Varos Glossary

GAID (Google Advertising ID)

What is GAID (Google Advertising ID)

A Google Advertising ID (GAID), also known as an Android ID or Android Advertising ID, is code that allows both developers and marketers to track user behavior, measure campaign performance, and deliver targeted, personalized ads while maintaining user privacy. Taking the form of a device-specific identifier, the GAID allows users to opt out of personalized ads or reset their advertising data at any time. 

The GAID was originally introduced as an Android-based equivalent to Apple's Unique Device Identifier, which was later replaced with the Apple Identifier for Advertisers (IDFA).

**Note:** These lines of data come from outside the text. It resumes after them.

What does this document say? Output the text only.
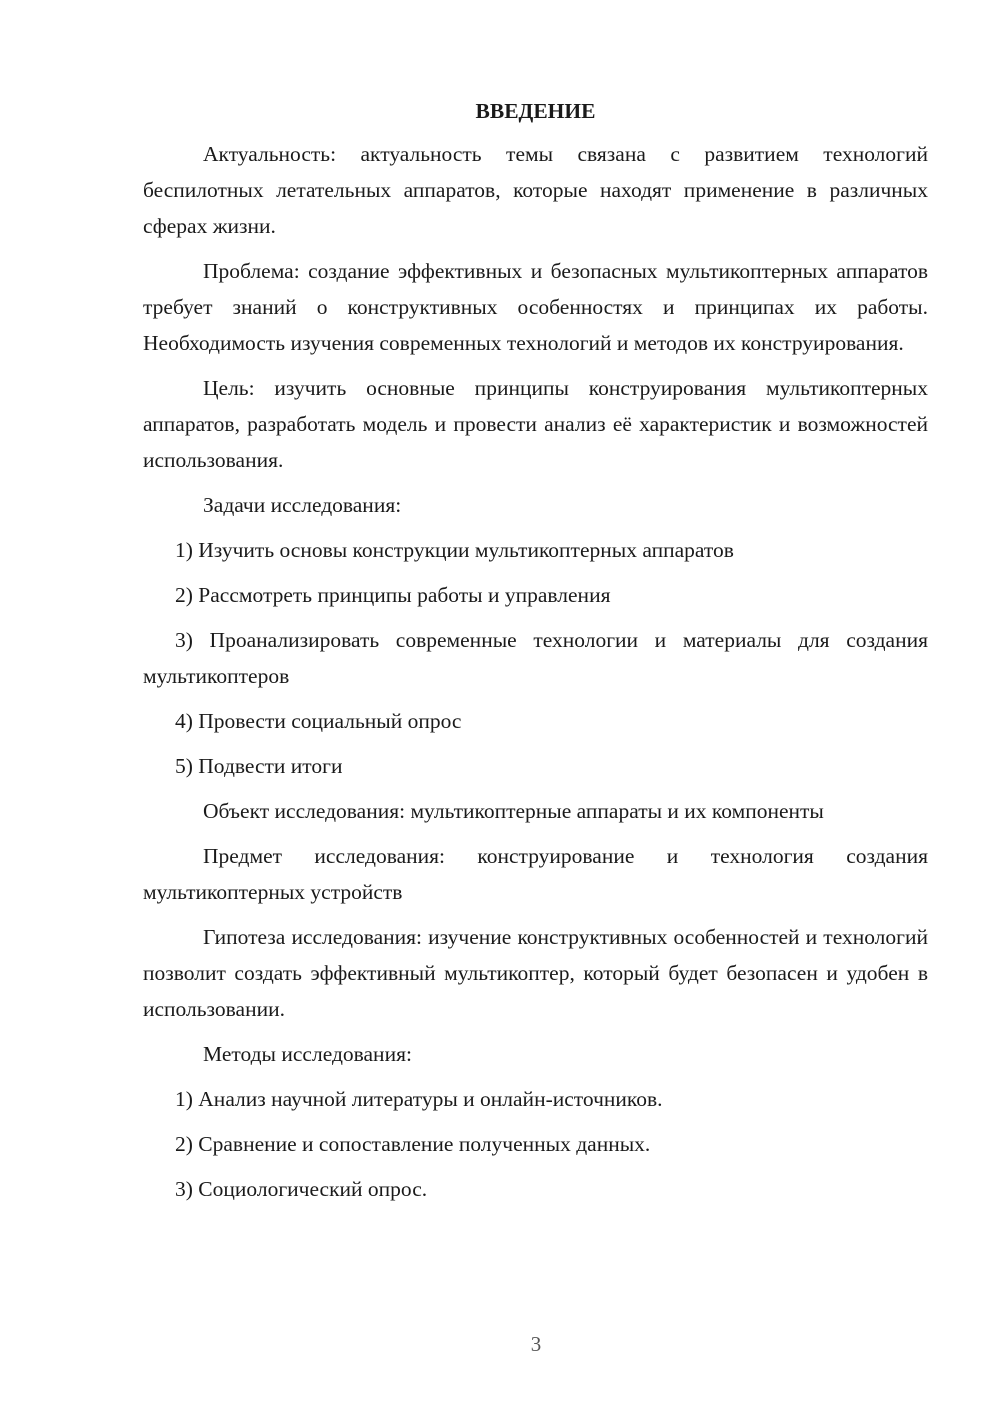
ВВЕДЕНИЕ

Актуальность: актуальность темы связана с развитием технологий беспилотных летательных аппаратов, которые находят применение в различных сферах жизни.

Проблема: создание эффективных и безопасных мультикоптерных аппаратов требует знаний о конструктивных особенностях и принципах их работы. Необходимость изучения современных технологий и методов их конструирования.

Цель: изучить основные принципы конструирования мультикоптерных аппаратов, разработать модель и провести анализ её характеристик и возможностей использования.

Задачи исследования:

1) Изучить основы конструкции мультикоптерных аппаратов

2) Рассмотреть принципы работы и управления

3) Проанализировать современные технологии и материалы для создания мультикоптеров

4) Провести социальный опрос

5) Подвести итоги

Объект исследования: мультикоптерные аппараты и их компоненты

Предмет исследования: конструирование и технология создания мультикоптерных устройств

Гипотеза исследования: изучение конструктивных особенностей и технологий позволит создать эффективный мультикоптер, который будет безопасен и удобен в использовании.

Методы исследования:

1) Анализ научной литературы и онлайн-источников.

2) Сравнение и сопоставление полученных данных.

3) Социологический опрос.

3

When Apple officially announced plans to retire IDFA with the launch of iOS14 in 2022, many believed that Google would soon follow suit.

Those beliefs were validated when, later that year, the company announced a new initiative known as the Privacy Sandbox.

What's the Difference Between GAID and the Privacy Sandbox?

The Privacy Sandbox is effectively a replacement for GAID. On Android, it will introduce alternatives to Google's Advertising ID while also limiting data sharing with third-party publishers. Per Google, the Privacy Sandbox was established with three overarching goals in mind:

  • Build new, privacy-focused technology that will make current web tracking tools obsolete and block covert tracking. 
  • Empower publishers and developers with the information they require to serve relevant content and advertisements. 
  • Collaborate with publishers, advertisers, and developers to build a new set of Internet privacy standards.

On its Privacy Sandbox for Android Page, Google asserts that it intends to replicate much of the core functionality of GAID through tools such as its Attribution Reporting API and Protected Audience API. It also acknowledges that while it does eventually intend to deprecate GAID, it does not plan to make any substantial changes until at least 2024. 

When Will Google Retire the GAID?

With the impending retirement of GAID, the capacity to track revenue and advertising benchmarks across mobile devices will be more important than ever.

At the moment, there is no concrete date for the retirement of the GAID, save for sometime in 2024. Google has made clear that it will provide "substantial notice" ahead of any future changes, ensuring advertisers can adequately prepare for the shift. In the meantime, the company has invited application publishers, application developers, advertising technology firms, and advertisers to collaborate on the development of the Privacy Sandbox.

Users can give feedback on design proposals to the sandbox at

It's important to note that while the GAID still exists, Google has introduced another new identifier known as AppSetID. This identifier is meant to be used exclusively for fraud detection and analytics, and cannot be used for advertising in any capacity. The AppSetID also automatically resets itself when a publisher's applications are uninstalled from a device, and expires if a user doesn't access a publisher's applications in 13 months. 

How To Get Your GAID

Users can find their Google Advertising ID by taking the following steps:

  1. Access the Settings app on your Android device.
  2. Tap on Google under the Personal subhead. 
  3. Tap on Ads under Services. 
  4. The next screen will display your GAID along with several options. From here, you can: 
  • Reset your advertising ID.
  • Opt out of personalization.
  • Enable debug logging for ads. 
  • Delete your advertising ID.

For advertisers, there are a few things to know about the current state of GAID:

  • You can still leverage the GAID of users who've opted in and granted the necessary permissions for advertising and marketing purposes. 
  • You can still access the GAID of users who've opted out for limited use cases like fraud prevention and analytics, meaning it will serve a similar function to AppSetID.  
  • Any attempts to replicate the functionality of GAID with your own persistent identifier may result in a policy violation warning.